Carlos Martin Garcia
About works of Eunah Hong
When Eunah Hong moved to Germany from South Korea in 2007, she was primarily attracted by the role of artistic creativity in everyday life; in this move, she above all saw the possibility of taking a position. Since then, with the systemic crisis of models established in the past century, the role of the individual in the public sphere and loyalty to institutions that once represented and controlled that public sphere have been profoundly transformed. The numerous anti-authoritarian public demonstrations that have taken place across various latitudes on the planet over the past five years have changed forever the uses of space and shaped a new perception of the commons. Hong’s painting, in terms of its most immediate impression, its origins in photography, reveals such collective gestures of protest as the fractal image of a great common premise. Demonstrations, central in this group of works, does not present itself as a case method, but reflects a transnational phenomenon that, in a striking manner, the artist points out in two peripheral zones: the southern part of the European Union, where a southern resistance is forming to a Germany encapsulated in the protection of neo-liberal economic policies, and South Korea, which represents the paradigm of Asian democracy when seen in contrast to its northern neighbor. Particular cases, yet identical strategies have entailed a degree of universal equation of protest that unifies and empowers discourses that are often disconnected, but also risks the specificity of each case.
Participating in these various kinds of protest altered Hong’s position in her own existence and in her pictorial work, which reveals a path towards investigating the current role of the masses, be it in the individual activities of the demonstrators, or, in the series Mixings, in the positions of the tourists who stroll about harmlessly on one of the patios at the Alhambra or among the customers in a Korean market appearing entirely natural before the Munich station of Feldmoching, alien to their new placement. In all of these, Hong dilutes the identity of the subjects by transferring, with an intentional imprecision, the photographic trace from the paper in color outlines, saturated to the point of making them maintain their individuality, despite losing their individual traits. Like a rough sketch, where a certain degree of distillation of detail and abstraction can be perceived, the previous work on paper situates her paintings between a documentary chronicle and the fantasmatic air of a frozen televisual image. This tactic is radicalized in a recent piece dedicated to demonstrations in front of the grounds of Seoul’s Blue House, the seat of the South Korean head of state. In her prior drawings, the mass remained reduced to a vague layer by way of the rapid lines of the ballpoint pen that seem to negate the human presence to the point of converting it into a mere plane of landscape that converts the signs into an ornament, an illegible sign. Hong shows herself to be aware of the responsibility of posing an abstract question, perhaps universalizable, taking concrete situations as a point of departure: the same that placed on the participants of a protest while in a collective voice. This gesture allows the memory of the protests against the massacre of Gwangju, which took place in South Korea in 1980, to seem no less evocative than recent struggles against the vortex of power represented by the Troika.

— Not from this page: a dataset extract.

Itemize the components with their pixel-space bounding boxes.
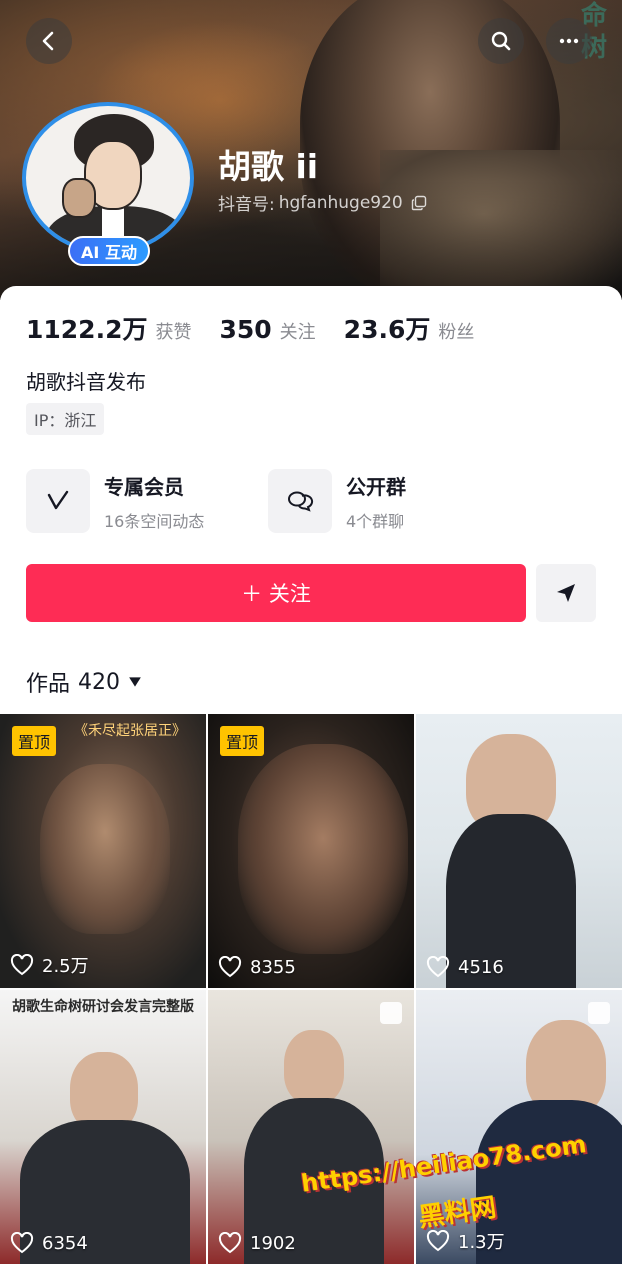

The most radical form in which Hong materializes this equating of experience in various locales and periods is bilocation: an imaginary or paranormal phenomenon, a creative strategy or literary trope by which the subject is situated simultaneously in two distinct places. This dual experience is a characteristic of the experience of the migrant, the subject that has at least two experiences of territory at the same time. Such a strategy, revealing of the possibilities of a multiple identity, results in a gesture of resistance in a present marked by national reaffirmations and identitarian debates that recall the panorama of the 1980s, or, perhaps even more disturbingly, the 1930s. Using layers that connect remote locations in a suggestive or unsettling manner, remote places where each space functions as a glaze over the preceding, or like a photographic overexposure in which no spatial or temporal hierarchy seems to exist among the distinct planes: indicating the artist’s possibility of maintaining a double position in the public setting, perhaps waiting for others: “I continue working until the layer is occupied by ideas,” Hong assures, as seems to be confirmed before a pile of precarious façades, a mass of anthropomorphic figures flying over city congested with traffic, or a view of Seoul that, by way of overexposure, seems to be reduced to rubble. Emissions of information that are superimposed, grids that obscure just as they reveal, or glazes that embrace unexpected combinations reflect the bilocal existence like the experience of migration, situated between yearning and the future. This double sense of incapacity and possibility is what Hong captures in her experience of Europe during the crisis of the welfare state.
In this way, Eunah Hong’s painting combines an investigation of her own artistic means, the invitation to stop and alter the sequence of images generated by the media, a disturbing immediacy, and the survival of a forgotten aesthetic of a more critical pop. Not a pop art that celebrates the icons of consumerism, but a pop of opposition: one of analysis, simultaneously solemn, sharp, and bewildered, of the end of the world; a pop that takes a stand before the emergence of a mass society that today is transnational.